Kebocoran Metana Terbesar yang Pernah Tercatat di Kazakhstan, 131 Ribu Ton dalam 205 Hari
RIAU24.COM - Sebuah tim peneliti telah mendeteksi kebocoran metana terbesar yang pernah ada di Kazakhstan setelah menggabungkan data satelit dari beberapa misi, seperti TROPOMI, GHGSat, PRISMA, EnMAP, EMIT dan Sentinel-2.
Dipimpin oleh Dr Luis Guanter, seorang profesor di Universitat Politècnica de València dan kepala Grup LARS di Institut Teknik Air dan Lingkungan (IIAMA-UPV), tim menemukan bahwa kebocoran terjadi di sumur minyak di ladang Karaturun East negara Asia Tengah.
Sebuah studi, mengukur dan melacak tingkat kebocoran metana, telah diterbitkan dalam Environmental Science & Technology Letters.
Kapan kebocoran dimulai?
Menurut penelitian, kebocoran dimulai pada 9 Juni 2023. Ini menyebabkan kebakaran setinggi 10 meter dan pembentukan kawah selebar 15 meter.
Selama 205 hari berikutnya, kebocoran akhirnya melepaskan sekitar 131,00 metrik ton metana ke atmosfer.
Itu menjadikannya peristiwa kebocoran metana terbesar dalam sejarah, mengungguli peristiwa sebelumnya seperti Aliso Canyon pada 2015, Ohio pada 2018, dan Louisiana pada 2019.
Kebocoran akhirnya diperbaiki pada 25 Desember 2023 dengan menyuntikkan lumpur pengeboran.
Tujuan dari penelitian ini adalah untuk menemukan cara untuk menangani peristiwa kebocoran gas yang begitu besar dengan lebih baik dan menerapkan metode untuk mendeteksi gumpalan pada tahap awal.

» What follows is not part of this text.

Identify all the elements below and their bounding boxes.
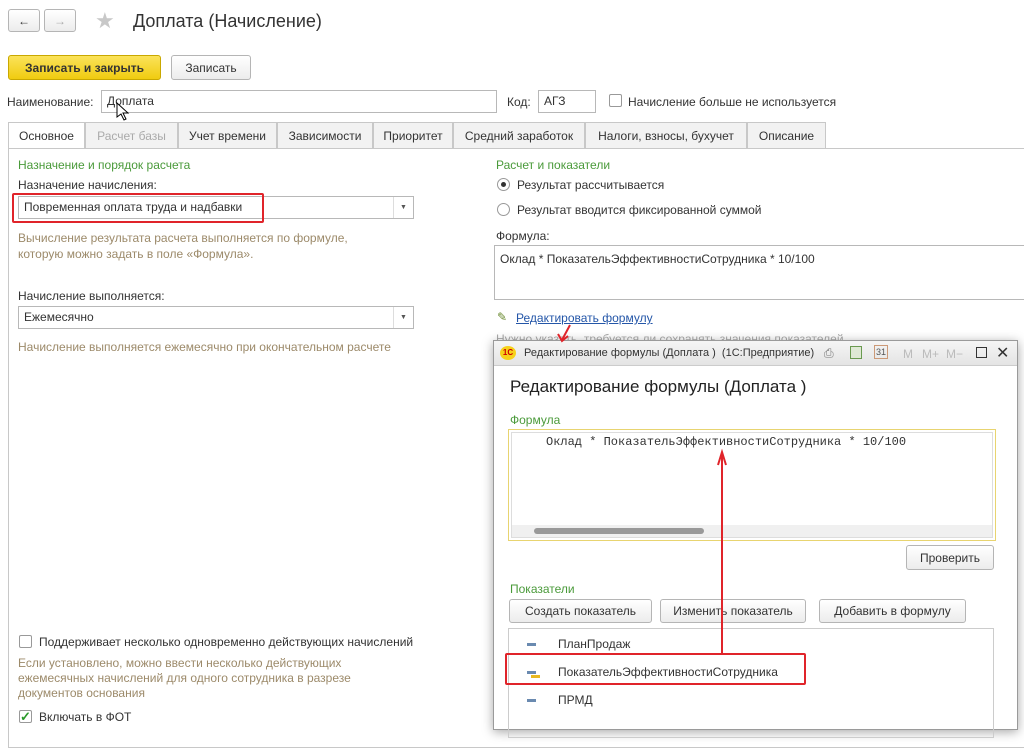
annotation-arrows <box>116 101 727 653</box>
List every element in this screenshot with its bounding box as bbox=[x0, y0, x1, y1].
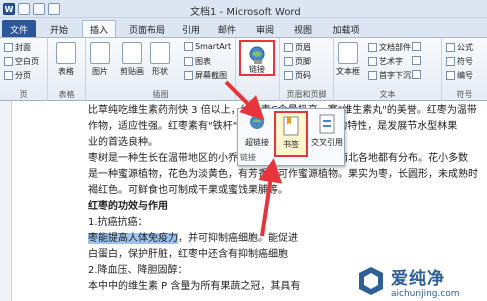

"Metode yang dioptimalkan ini termasuk penerapan filter yang disesuaikan untuk mendeteksi gumpalan dan model kuantifikasi metana spesifik untuk instrumen hiperspektral," kata para peneliti.
Para ilmuwan mengandalkan data dari satelit canggih untuk mendeteksi dan mengukur emisi metana, terutama di daerah yang jauh di mana peristiwa umumnya tidak diketahui.
"Pekerjaan kami menunjukkan betapa canggihnya alat berbasis ruang angkasa sangat penting untuk menemukan dan mengelola peristiwa emisi super ini, memungkinkan rekonstruksi yang akurat dan kuantifikasi emisi yang kuat," kata para peneliti LARS.
"Gas alam, selain menjadi sumber energi penting, juga merupakan gas rumah kaca yang bertanggung jawab atas hampir sepertiga pemanasan global, karena mengandung lebih dari 90% metana. Perbedaannya dengan CO2 adalah bahwa ia memiliki dampak yang lebih besar dalam jangka pendek, sehingga perlu untuk bertindak pada sumbernya dan mengurangi emisi,” catat para peneliti.